Hiergegen erhob die Klägerin Widerspruch und führte zur Begründung aus, es seien zwar die Angaben der Beklagten zu den beschäftigten Mitarbeiterinnen zutreffend. Zutreffend sei auch, dass die entsprechenden Tarifverträge allgemeinverbindlich seien und dass hiernach Urlaubs- und Weihnachtsgeld zu zahlen sei. Jedoch sei im Manteltarifvertrag zur Geltendmachung der Ansprüche eine Ausschlussfrist enthalten. Unzutreffend werde in dem Bescheid auch davon ausgegangen, dass auf Grund Zurechnung des an die Mitarbeiterinnen zu zahlenden Urlaubs- sowie Weihnachtsgeldes die Geringfügigkeitsgrenze überschritten werde.
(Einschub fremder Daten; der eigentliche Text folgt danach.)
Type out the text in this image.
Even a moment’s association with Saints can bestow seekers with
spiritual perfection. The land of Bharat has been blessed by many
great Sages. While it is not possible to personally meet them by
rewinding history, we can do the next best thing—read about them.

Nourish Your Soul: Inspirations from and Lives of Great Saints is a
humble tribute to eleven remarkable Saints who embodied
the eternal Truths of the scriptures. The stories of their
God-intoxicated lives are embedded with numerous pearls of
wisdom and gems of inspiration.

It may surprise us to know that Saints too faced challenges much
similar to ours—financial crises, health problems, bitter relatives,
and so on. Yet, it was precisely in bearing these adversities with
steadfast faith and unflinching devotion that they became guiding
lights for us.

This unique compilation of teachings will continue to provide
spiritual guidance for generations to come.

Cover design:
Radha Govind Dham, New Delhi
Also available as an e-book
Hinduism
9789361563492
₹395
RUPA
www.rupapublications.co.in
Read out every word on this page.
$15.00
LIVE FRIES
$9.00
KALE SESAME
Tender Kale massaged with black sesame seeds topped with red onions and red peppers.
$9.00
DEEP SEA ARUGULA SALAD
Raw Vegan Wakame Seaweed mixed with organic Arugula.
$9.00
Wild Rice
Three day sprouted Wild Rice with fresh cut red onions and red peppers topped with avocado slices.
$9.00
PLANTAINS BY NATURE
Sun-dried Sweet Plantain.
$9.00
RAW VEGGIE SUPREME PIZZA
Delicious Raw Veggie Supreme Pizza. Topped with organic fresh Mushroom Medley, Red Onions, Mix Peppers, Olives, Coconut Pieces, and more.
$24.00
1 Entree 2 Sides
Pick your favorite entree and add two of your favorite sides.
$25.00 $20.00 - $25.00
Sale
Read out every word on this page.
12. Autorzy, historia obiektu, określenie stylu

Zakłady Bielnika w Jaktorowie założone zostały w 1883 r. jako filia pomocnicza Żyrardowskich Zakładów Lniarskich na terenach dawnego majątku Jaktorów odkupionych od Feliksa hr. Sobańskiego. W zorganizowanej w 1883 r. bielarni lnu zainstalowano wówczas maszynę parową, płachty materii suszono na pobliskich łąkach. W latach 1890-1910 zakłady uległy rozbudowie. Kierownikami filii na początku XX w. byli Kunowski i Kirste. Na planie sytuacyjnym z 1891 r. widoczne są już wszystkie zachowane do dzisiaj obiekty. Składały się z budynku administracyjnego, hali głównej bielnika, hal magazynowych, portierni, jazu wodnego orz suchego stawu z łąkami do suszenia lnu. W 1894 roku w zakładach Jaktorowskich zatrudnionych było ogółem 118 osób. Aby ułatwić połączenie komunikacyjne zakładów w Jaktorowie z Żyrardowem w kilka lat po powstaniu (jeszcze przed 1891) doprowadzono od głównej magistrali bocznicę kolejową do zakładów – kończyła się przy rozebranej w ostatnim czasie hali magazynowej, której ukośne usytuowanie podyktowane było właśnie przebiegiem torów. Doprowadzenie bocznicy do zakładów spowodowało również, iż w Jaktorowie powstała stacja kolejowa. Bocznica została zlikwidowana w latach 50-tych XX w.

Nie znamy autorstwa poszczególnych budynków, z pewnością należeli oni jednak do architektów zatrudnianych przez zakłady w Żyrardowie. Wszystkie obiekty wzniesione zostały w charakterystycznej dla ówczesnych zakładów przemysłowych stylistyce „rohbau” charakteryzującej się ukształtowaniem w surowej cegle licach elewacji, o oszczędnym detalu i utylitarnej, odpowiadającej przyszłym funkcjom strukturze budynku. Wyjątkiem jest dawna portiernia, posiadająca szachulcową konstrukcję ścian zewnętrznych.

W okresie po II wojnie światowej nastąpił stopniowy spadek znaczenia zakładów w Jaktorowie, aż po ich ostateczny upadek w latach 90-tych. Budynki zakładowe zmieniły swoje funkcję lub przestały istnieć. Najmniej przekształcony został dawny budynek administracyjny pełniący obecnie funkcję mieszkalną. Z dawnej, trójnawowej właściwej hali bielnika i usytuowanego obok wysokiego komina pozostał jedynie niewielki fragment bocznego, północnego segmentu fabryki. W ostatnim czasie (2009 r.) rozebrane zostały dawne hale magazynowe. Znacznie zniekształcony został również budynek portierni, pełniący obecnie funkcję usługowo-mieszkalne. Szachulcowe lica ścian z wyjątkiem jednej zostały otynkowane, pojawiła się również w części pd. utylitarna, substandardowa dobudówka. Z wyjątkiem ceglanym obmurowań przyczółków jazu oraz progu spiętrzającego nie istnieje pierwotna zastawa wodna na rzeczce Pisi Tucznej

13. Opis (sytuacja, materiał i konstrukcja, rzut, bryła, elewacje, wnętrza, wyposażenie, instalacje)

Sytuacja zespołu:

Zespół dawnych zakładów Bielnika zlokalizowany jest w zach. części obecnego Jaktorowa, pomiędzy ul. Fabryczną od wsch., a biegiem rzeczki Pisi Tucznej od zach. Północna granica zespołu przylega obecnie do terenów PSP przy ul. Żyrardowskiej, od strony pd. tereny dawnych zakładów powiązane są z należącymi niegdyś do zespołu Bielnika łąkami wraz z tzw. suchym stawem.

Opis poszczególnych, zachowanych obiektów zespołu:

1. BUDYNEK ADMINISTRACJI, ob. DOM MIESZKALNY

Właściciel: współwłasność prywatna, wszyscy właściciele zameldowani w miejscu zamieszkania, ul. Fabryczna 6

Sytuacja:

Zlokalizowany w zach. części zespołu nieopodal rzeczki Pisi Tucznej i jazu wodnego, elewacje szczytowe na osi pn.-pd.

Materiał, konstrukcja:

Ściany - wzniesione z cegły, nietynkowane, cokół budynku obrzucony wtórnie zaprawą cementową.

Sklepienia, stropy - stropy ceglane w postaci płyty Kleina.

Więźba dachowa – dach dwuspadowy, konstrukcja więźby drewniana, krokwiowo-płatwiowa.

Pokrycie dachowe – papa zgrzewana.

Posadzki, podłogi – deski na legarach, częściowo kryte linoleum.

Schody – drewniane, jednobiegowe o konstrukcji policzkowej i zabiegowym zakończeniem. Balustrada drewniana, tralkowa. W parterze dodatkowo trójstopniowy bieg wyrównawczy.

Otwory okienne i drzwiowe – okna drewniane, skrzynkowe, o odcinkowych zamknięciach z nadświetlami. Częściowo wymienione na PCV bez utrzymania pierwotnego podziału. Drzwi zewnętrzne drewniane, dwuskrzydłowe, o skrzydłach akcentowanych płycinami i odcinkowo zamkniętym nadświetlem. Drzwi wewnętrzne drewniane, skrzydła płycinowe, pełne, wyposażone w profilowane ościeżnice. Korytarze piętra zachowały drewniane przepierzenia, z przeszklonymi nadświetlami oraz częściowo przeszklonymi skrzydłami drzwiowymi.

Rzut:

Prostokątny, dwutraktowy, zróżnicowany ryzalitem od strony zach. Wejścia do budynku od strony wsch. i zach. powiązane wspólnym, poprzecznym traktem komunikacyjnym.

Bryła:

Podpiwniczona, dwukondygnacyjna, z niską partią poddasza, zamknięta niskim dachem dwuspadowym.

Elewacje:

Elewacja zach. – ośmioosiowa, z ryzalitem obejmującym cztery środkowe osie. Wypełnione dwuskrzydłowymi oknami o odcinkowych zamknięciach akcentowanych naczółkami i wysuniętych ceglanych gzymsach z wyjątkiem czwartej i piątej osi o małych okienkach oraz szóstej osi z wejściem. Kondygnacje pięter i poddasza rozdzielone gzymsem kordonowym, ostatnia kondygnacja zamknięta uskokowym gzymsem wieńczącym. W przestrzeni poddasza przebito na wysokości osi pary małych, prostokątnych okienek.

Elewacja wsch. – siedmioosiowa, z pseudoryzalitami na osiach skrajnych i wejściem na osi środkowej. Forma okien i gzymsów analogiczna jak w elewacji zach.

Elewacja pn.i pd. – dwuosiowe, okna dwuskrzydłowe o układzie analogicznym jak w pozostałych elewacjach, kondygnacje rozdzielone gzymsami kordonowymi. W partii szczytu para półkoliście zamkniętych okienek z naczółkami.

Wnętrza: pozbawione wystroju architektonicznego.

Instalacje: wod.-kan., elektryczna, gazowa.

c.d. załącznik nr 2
Die insoweit herangezogene Rechtsprechung des Bundessozialgerichts sei rechtlich nicht haltbar. Im vorliegenden Falle sei nämlich von den Beschäftigten beabsichtigt gewesen, die Ansprüche auf Urlaubs- und Weihnachtsgeld nicht geltend zu machen, um nicht in ein sozialversicherungspflichtiges Beschäftigungsverhältnis gedrängt zu werden. Dies sei über mehrere aufeinander folgende Zahlungszeiträume hinweg stetig geschehen, so dass nicht habe davon ausgegangen werden können, dass Zahlungen mit hinreichender Sicherheit regelmäßig zu erwarten waren. Es verbiete sich deshalb eine Verteilung der Sonderzahlungen auf die übrigen Beitragsmonate mit der Konsequenz des Überschreitens der Geringfügigkeitsgrenzen.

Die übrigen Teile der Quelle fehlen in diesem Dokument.